Refractive index of red and blue light if $\frac{\sin(I)}{n}=\sin(r)$ where $n$ is the refractive index, $I$ is angle of incidence and $r$ is angle of refraction (these are relative to the normal). 
How come blue light refracts at a higher angle than red light if red travels faster in glass than blue, surely $n$ for blue is larger than $n$ for red making $\sin(r)$ for red larger than that for blue, and the larger $\sin(r)$, the greater the angle (to a point)? 
 A: You have it backward, faster speed of light in a material corresponds to less refraction, not more. In the limit that the speed of light in a material was the same as the speed of light in vacuum, there would be no refraction at all.
It can be shown that in a material the index of refraction is the speed of light in vacuum, $c$ divided by the speed of light in the material $c_m$.
$ n ={ c \over c_m} $
So, slower speed in a material corresponds to a larger index of refraction ,and higher speed to a lower index of refraction. The index of refraction is always greater than or equal to 1, because $c$, the speed of light in vacuum, is always greater than the speed in a material.

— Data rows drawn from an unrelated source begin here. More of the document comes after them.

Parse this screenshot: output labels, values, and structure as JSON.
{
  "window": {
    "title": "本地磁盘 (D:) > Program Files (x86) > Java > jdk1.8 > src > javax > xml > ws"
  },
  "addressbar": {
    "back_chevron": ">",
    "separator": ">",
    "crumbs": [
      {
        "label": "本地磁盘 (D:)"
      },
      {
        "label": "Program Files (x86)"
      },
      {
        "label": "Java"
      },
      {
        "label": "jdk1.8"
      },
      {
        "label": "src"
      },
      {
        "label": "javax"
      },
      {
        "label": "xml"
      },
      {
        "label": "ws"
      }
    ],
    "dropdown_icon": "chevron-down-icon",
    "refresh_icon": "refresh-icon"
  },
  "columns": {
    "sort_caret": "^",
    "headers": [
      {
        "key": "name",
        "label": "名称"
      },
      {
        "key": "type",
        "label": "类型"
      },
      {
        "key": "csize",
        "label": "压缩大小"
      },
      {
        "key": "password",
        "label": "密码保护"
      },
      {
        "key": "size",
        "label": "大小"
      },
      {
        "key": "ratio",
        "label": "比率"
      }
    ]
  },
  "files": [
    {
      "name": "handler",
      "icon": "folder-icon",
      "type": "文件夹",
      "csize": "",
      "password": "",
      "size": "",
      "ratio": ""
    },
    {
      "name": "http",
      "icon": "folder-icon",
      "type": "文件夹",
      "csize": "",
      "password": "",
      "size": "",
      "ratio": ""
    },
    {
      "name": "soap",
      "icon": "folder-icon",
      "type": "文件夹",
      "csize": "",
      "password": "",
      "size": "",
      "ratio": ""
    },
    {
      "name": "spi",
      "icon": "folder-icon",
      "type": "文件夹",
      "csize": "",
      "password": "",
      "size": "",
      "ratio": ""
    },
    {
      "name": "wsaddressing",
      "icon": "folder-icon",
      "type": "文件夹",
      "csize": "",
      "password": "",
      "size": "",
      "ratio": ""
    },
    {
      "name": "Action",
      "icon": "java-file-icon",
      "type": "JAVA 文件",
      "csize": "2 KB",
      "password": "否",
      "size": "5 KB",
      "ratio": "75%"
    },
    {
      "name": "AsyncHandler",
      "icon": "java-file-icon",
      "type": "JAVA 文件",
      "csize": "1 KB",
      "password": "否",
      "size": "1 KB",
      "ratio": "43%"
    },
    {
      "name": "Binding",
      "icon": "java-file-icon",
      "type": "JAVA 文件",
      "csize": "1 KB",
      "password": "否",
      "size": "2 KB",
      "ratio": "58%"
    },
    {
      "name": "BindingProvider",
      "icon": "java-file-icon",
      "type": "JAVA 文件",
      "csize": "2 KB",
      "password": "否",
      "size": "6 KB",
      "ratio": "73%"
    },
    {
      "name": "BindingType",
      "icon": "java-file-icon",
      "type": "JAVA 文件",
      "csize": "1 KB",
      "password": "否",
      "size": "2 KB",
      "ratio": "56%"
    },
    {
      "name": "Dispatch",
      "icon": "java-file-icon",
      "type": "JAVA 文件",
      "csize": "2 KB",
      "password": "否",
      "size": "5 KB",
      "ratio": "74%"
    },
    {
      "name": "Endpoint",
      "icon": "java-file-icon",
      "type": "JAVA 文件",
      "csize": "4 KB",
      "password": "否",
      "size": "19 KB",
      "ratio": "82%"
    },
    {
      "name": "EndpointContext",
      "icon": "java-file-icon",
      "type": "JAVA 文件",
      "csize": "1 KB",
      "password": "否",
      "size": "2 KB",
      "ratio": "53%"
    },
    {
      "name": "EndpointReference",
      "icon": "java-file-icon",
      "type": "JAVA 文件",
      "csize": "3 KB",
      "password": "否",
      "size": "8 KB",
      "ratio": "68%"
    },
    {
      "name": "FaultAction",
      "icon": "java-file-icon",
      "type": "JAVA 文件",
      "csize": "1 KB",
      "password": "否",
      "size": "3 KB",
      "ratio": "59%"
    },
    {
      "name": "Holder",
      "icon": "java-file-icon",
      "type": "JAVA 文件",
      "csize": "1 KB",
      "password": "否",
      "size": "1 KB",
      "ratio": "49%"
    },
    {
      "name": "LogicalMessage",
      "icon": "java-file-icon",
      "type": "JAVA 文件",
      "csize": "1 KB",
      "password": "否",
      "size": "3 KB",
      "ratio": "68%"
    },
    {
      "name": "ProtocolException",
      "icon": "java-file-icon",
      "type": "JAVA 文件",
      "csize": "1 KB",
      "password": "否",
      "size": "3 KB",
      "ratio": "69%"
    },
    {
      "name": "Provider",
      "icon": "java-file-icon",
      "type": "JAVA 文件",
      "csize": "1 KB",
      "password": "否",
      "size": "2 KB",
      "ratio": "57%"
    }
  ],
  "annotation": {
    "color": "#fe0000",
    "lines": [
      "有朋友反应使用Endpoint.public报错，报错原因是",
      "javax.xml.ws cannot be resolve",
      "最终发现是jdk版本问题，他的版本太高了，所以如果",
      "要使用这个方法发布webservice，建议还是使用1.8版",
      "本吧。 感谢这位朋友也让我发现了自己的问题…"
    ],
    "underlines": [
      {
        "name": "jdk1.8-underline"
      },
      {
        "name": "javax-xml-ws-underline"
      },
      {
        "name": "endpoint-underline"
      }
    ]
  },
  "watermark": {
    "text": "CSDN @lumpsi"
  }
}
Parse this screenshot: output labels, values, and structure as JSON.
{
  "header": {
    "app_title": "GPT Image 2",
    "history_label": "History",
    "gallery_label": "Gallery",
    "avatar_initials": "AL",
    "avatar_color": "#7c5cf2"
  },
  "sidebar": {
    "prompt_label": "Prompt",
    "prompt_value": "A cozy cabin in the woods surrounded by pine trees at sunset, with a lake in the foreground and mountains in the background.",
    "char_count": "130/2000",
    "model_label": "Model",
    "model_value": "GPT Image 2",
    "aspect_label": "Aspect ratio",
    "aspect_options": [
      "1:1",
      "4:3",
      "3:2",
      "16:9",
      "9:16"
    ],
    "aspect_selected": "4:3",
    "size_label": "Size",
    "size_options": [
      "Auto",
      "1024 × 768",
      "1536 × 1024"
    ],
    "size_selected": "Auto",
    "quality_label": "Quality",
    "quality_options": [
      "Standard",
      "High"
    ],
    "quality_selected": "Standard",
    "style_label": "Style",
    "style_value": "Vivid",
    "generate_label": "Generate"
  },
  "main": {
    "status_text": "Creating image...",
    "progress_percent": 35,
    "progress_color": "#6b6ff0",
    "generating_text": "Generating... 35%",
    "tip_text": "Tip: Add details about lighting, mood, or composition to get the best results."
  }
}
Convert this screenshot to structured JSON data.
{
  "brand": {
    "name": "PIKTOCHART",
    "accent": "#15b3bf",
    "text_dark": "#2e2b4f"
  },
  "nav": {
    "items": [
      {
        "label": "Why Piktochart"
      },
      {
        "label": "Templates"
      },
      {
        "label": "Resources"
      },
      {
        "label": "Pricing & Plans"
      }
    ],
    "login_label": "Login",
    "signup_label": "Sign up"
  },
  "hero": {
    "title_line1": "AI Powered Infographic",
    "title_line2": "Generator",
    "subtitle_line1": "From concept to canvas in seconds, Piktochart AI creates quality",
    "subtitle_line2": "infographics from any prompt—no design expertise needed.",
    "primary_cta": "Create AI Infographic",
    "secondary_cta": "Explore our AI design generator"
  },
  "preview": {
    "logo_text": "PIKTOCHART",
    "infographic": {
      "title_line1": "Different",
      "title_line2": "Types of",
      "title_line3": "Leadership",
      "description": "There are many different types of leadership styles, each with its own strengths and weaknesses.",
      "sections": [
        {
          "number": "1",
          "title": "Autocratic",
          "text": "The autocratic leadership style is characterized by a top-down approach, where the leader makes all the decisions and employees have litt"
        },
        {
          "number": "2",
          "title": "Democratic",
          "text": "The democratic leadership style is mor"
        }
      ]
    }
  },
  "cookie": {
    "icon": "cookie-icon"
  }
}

So, as you have stated, red light has a lower index of refraction than blue light since it also has a shorter wavelength, so lower index of refraction corresponds to higher speed in a material. 
Now Snell's Law is stated
$${n_1 \over n_2} = {\sin \theta_2\over \sin \theta_1}$$
where the geometry is as shown:

So if $n_1=1.0$  and $\theta_1 = 20$  degrees  we have
$n_2 =1.51$ for red light and $\theta_2 = 13.09$ degrees,
$n_2 = 1.53$ for blue  light, and  $\theta_2 = 12.91$ degrees.
As you can see from the diagram, a smaller value of $\theta_2$ corresponds to a larger amount of refraction because it is a larger change in angle and thus a larger change in direction of the incident light. 
A: If the question is about why red and blue light refract at different angles, this is because the refractive index, $n$ for many materials depend upon the frequency of light and they are referred to as dispersive. More often, the variation is given in terms of the wavelength ($\lambda$) and in the optics industry people quote the refractive index for the Helium d line ($\lambda = 587.6 nm$), and for the Mercury e line ($\lambda = 546.1 nm$), and a few other properties at other wavelengths, see Kaye and Laby.
The reason why the refractive index depends on frequency is related to the atomic structure of matter.